Install (development)
Uses uv:
uv sync # core, offline
uv sync --extra all # + every real backend
uv run pytest # run the suite
Tests
uv run pytest
164 tests pass offline; 8 live-backend tests skip unless their keys/installs are present. Coverage spans the registry and dependency resolution, the selector matrix, the configurator mapping, custom-primitive composition, every composition invariant and infra gap, the SQLite instance registry, all Layer-0 runtime services, the Layer-2→Layer-1 consumer journey, cross-layer integration, and agent-archetype scenario tests that build realistic agents and run them end to end (L2→L0) — covering all nine primitives and every pattern (each trigger type, each compute backend, generated_ui, sub-agents, the full memory stack, the permission approval flow, multi-tool reasoning, and concurrent agents).
Observability
Orchestration boundaries (orchestrate.select/configure/validate/compose/register)
emit OpenTelemetry spans, no-ops until a tracer provider is installed. Call
agentwright.telemetry.enable_console_tracing() to print spans while
debugging. Layer 0 boundaries (run start/stop, tool calls, cost) are recorded in
the system DB and audit ledger.
Docs
AGENTS.md— the full integration contract (audience: agents).guide/— design patterns, task decomposition, and context-engineering guidance an agent reads to design itself (audience: agents).agentwright/primitives/README.md— Layer 1.agentwright/orchestration/README.md— Layer 2.agentwright/runtime/README.md— Layer 0.design/— the layer designs this implements.
Acknowledgments
This project stands on the teaching and generosity of others:
- Andrew Ng, whose Agentic AI course shaped much of the thinking behind these primitives and the compose-validate-run model.

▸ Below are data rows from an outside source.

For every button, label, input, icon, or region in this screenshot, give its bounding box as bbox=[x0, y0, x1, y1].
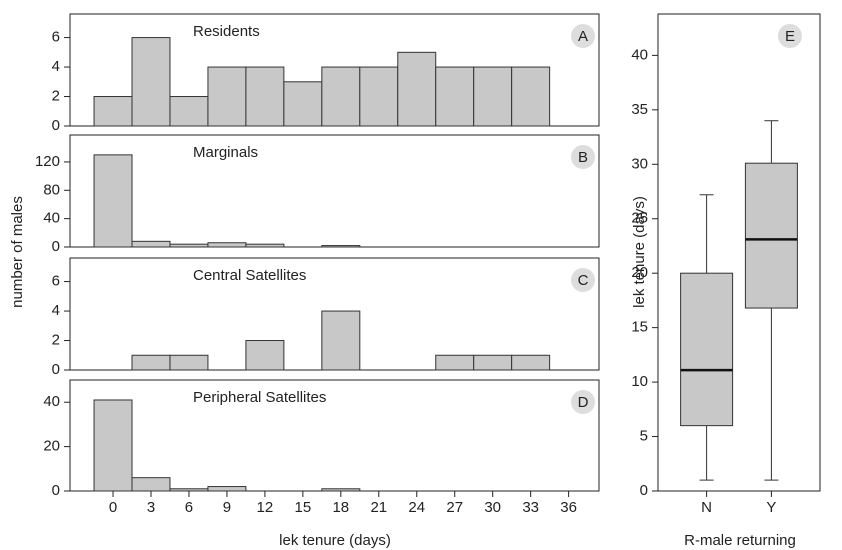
bar bbox=[435, 354, 475, 371]
bar bbox=[93, 399, 133, 492]
bar bbox=[473, 66, 513, 127]
x-axis-label: R-male returning bbox=[684, 532, 796, 549]
bar bbox=[283, 81, 323, 127]
bar bbox=[207, 66, 247, 127]
x-tick-label: 36 bbox=[560, 499, 577, 516]
bar bbox=[321, 310, 361, 371]
x-tick-label: 3 bbox=[147, 499, 155, 516]
box bbox=[744, 162, 798, 309]
bar bbox=[321, 488, 361, 492]
x-tick-label: 6 bbox=[185, 499, 193, 516]
panel-title: Residents bbox=[193, 23, 260, 40]
y-tick-label: 4 bbox=[52, 58, 60, 75]
x-tick-label: 27 bbox=[446, 499, 463, 516]
y-tick-label: 80 bbox=[43, 181, 60, 198]
bar bbox=[321, 245, 361, 248]
x-tick-label: 21 bbox=[370, 499, 387, 516]
bar bbox=[245, 340, 285, 371]
y-tick-label: 0 bbox=[52, 361, 60, 378]
panel-title: Marginals bbox=[193, 144, 258, 161]
x-tick-label: 18 bbox=[332, 499, 349, 516]
bar bbox=[169, 243, 209, 248]
bar bbox=[131, 37, 171, 127]
bar bbox=[207, 242, 247, 248]
x-tick-label: 30 bbox=[484, 499, 501, 516]
panel-badge bbox=[571, 390, 595, 414]
bar bbox=[359, 66, 399, 127]
bar bbox=[169, 488, 209, 492]
x-tick-label: 9 bbox=[223, 499, 231, 516]
bar bbox=[245, 243, 285, 248]
y-tick-label: 6 bbox=[52, 29, 60, 46]
bar bbox=[473, 354, 513, 371]
y-tick-label: 2 bbox=[52, 87, 60, 104]
panel-title: Peripheral Satellites bbox=[193, 389, 326, 406]
panel-letter: A bbox=[578, 28, 588, 45]
y-axis-label: number of males bbox=[9, 196, 26, 308]
bar bbox=[93, 154, 133, 248]
panel-letter: E bbox=[785, 28, 795, 45]
x-tick-label: 24 bbox=[408, 499, 425, 516]
y-tick-label: 20 bbox=[631, 264, 648, 281]
x-tick-label: 15 bbox=[295, 499, 312, 516]
y-tick-label: 4 bbox=[52, 302, 60, 319]
panel-badge bbox=[571, 145, 595, 169]
panel-badge bbox=[571, 268, 595, 292]
x-tick-label: N bbox=[701, 499, 712, 516]
bar bbox=[245, 66, 285, 127]
bar bbox=[321, 66, 361, 127]
plot-frame bbox=[69, 379, 600, 492]
y-tick-label: 2 bbox=[52, 331, 60, 348]
bar bbox=[207, 486, 247, 492]
plot-frame bbox=[657, 13, 821, 492]
y-tick-label: 10 bbox=[631, 373, 648, 390]
y-tick-label: 40 bbox=[43, 210, 60, 227]
panel-badge bbox=[778, 24, 802, 48]
y-tick-label: 0 bbox=[640, 482, 648, 499]
bar bbox=[435, 66, 475, 127]
x-tick-label: Y bbox=[766, 499, 776, 516]
x-axis-label: lek tenure (days) bbox=[279, 532, 391, 549]
panel-badge bbox=[571, 24, 595, 48]
y-tick-label: 5 bbox=[640, 428, 648, 445]
bar bbox=[169, 96, 209, 127]
x-tick-label: 33 bbox=[522, 499, 539, 516]
bar bbox=[169, 354, 209, 371]
bar bbox=[131, 477, 171, 492]
y-tick-label: 0 bbox=[52, 482, 60, 499]
bar bbox=[511, 354, 551, 371]
y-tick-label: 25 bbox=[631, 210, 648, 227]
bar bbox=[131, 354, 171, 371]
bar bbox=[93, 96, 133, 127]
panel-letter: C bbox=[578, 272, 589, 289]
panel-title: Central Satellites bbox=[193, 267, 306, 284]
plot-frame bbox=[69, 134, 600, 248]
y-tick-label: 0 bbox=[52, 238, 60, 255]
bar bbox=[511, 66, 551, 127]
y-tick-label: 35 bbox=[631, 101, 648, 118]
y-tick-label: 20 bbox=[43, 438, 60, 455]
y-tick-label: 0 bbox=[52, 117, 60, 134]
bar bbox=[131, 240, 171, 248]
x-tick-label: 0 bbox=[109, 499, 117, 516]
panel-letter: B bbox=[578, 149, 588, 166]
y-tick-label: 6 bbox=[52, 273, 60, 290]
x-tick-label: 12 bbox=[257, 499, 274, 516]
y-axis-label: lek tenure (days) bbox=[631, 196, 648, 308]
box bbox=[680, 272, 734, 427]
y-tick-label: 15 bbox=[631, 319, 648, 336]
y-tick-label: 120 bbox=[35, 153, 60, 170]
y-tick-label: 40 bbox=[631, 46, 648, 63]
panel-letter: D bbox=[578, 394, 589, 411]
bar bbox=[397, 51, 437, 127]
y-tick-label: 30 bbox=[631, 155, 648, 172]
y-tick-label: 40 bbox=[43, 393, 60, 410]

- Andrew Lee and the team at Tasklet, for generously sharing the practices behind building an agent OS — a real source of both inspiration and concrete knowledge for this work.
- Matt Dzaman (Stellic), whose Configurable Workflow Platform project idea helped inspire the configuration-driven, composable approach taken here.
Any mistakes or rough edges here are my own.